Il y a un mois, quelques heures avant mon départ pour la Roche-sur-Yon, j’ai couru dans des lieux que je n’avais pas encore explorés ; j’avais peur de rater mon avion, aussi ne me suis-je pas attardée sur les deux sites qui ont le plus attiré mon attention. J’attendais le temps idéal pour les visiter. C’était donc aujourd’hui, sous un ciel menaçant : je ne suis pas morte de soif ni mes photos de surexposition, c’était parfait. J’ai donc deux nouveaux terrains de jeu, où courir au milieu des lapins par milliers. Ces terrains se situent de part et d’autre de l’autoroute A27 ; leur découverte apporte un éventail d’étrangetés intéressant (mais pas inépuisable, hélas : retrouverai-je jamais l’émotion de cette première fois ?) J’évoquerai ces terrains dans mes billets suivants, Au nord de l’A27 et Au sud de l’A27 (soit respectivement à Lezennes et Lesquin).

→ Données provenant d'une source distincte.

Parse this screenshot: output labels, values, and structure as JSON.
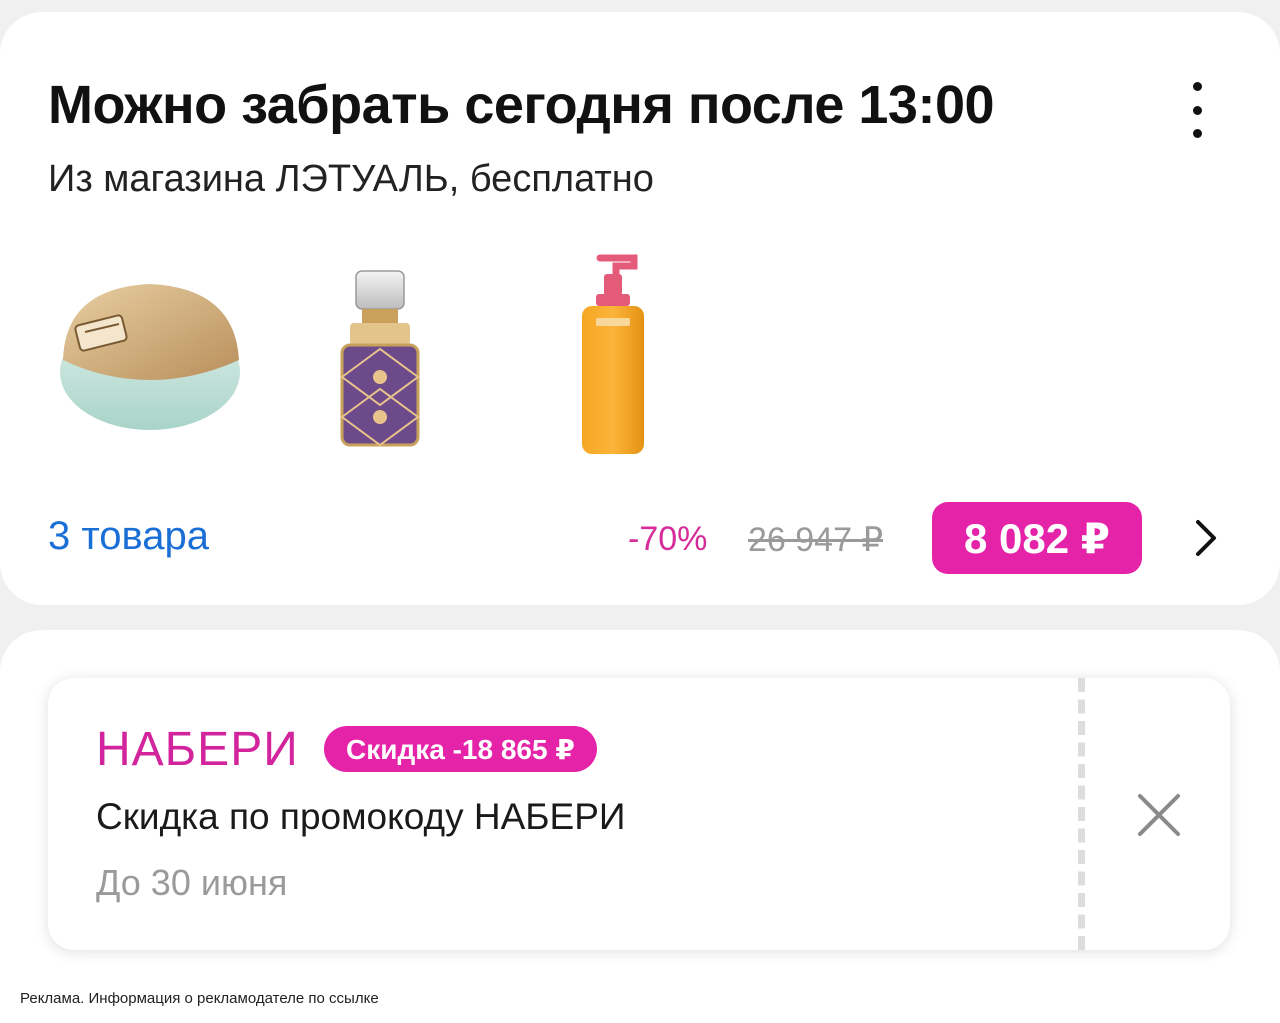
{
  "order": {
    "title": "Можно забрать сегодня после 13:00",
    "subtitle": "Из магазина ЛЭТУАЛЬ, бесплатно",
    "menu_icon": "kebab-vertical-icon",
    "products": [
      {
        "image": "perfume-round-wooden-cap"
      },
      {
        "image": "perfume-bottle-ornate"
      },
      {
        "image": "pump-bottle-orange"
      }
    ],
    "items_count": "3 товара",
    "discount_percent": "-70%",
    "old_price": "26 947 ₽",
    "price": "8 082 ₽",
    "chevron_icon": "chevron-right-icon",
    "colors": {
      "accent": "#e523a8",
      "link": "#1a6fd6",
      "discount": "#d62c9a"
    }
  },
  "promo": {
    "code": "НАБЕРИ",
    "badge": "Скидка -18 865 ₽",
    "description": "Скидка по промокоду НАБЕРИ",
    "valid_until": "До 30 июня",
    "close_icon": "close-icon"
  },
  "ad_note": "Реклама. Информация о рекламодателе по ссылке"
}
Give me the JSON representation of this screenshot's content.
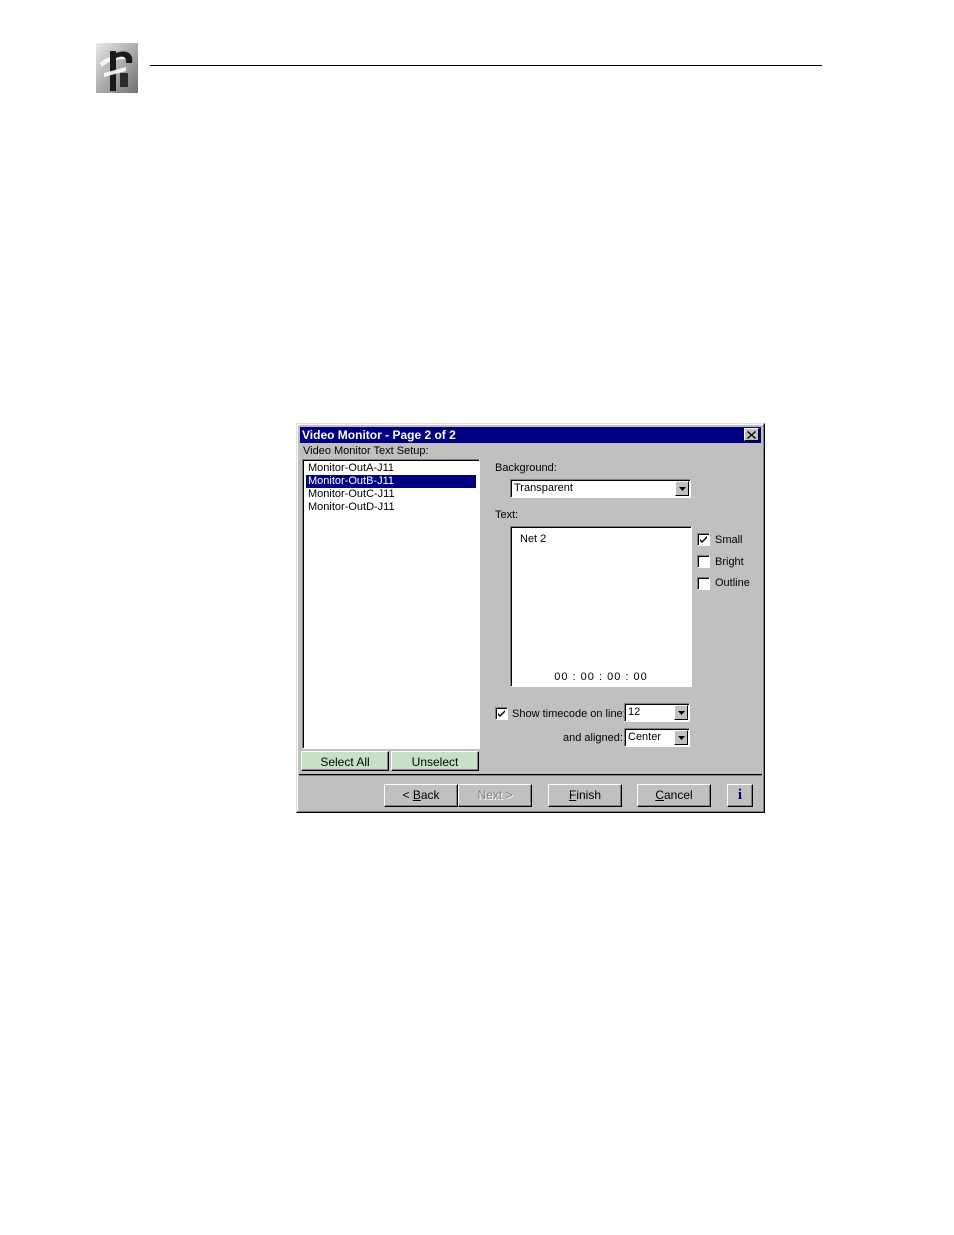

Ma passion pour les plans de villes m’a longtemps tenue à distance des vues satellite mais je commence à les apprécier de plus en plus. Elles permettent une vue d’ensemble sur des espaces dont on ne pourrait se représenter l’agencement à la seule force des jambes et de l’intuition qu’elles nous en donnent, en particulier des espaces qui ne sont pas tout à fait urbains (champs, bois, carrières, etc.)

J’étais là, ce matin, dans ces zones infréquentées, où personne ne pouvait me voir et où je pouvais oublier qu’à quelques kilomètres résidait la vie urbaine dans laquelle je suis enfermée aussi étroitement que dans une camisole de force.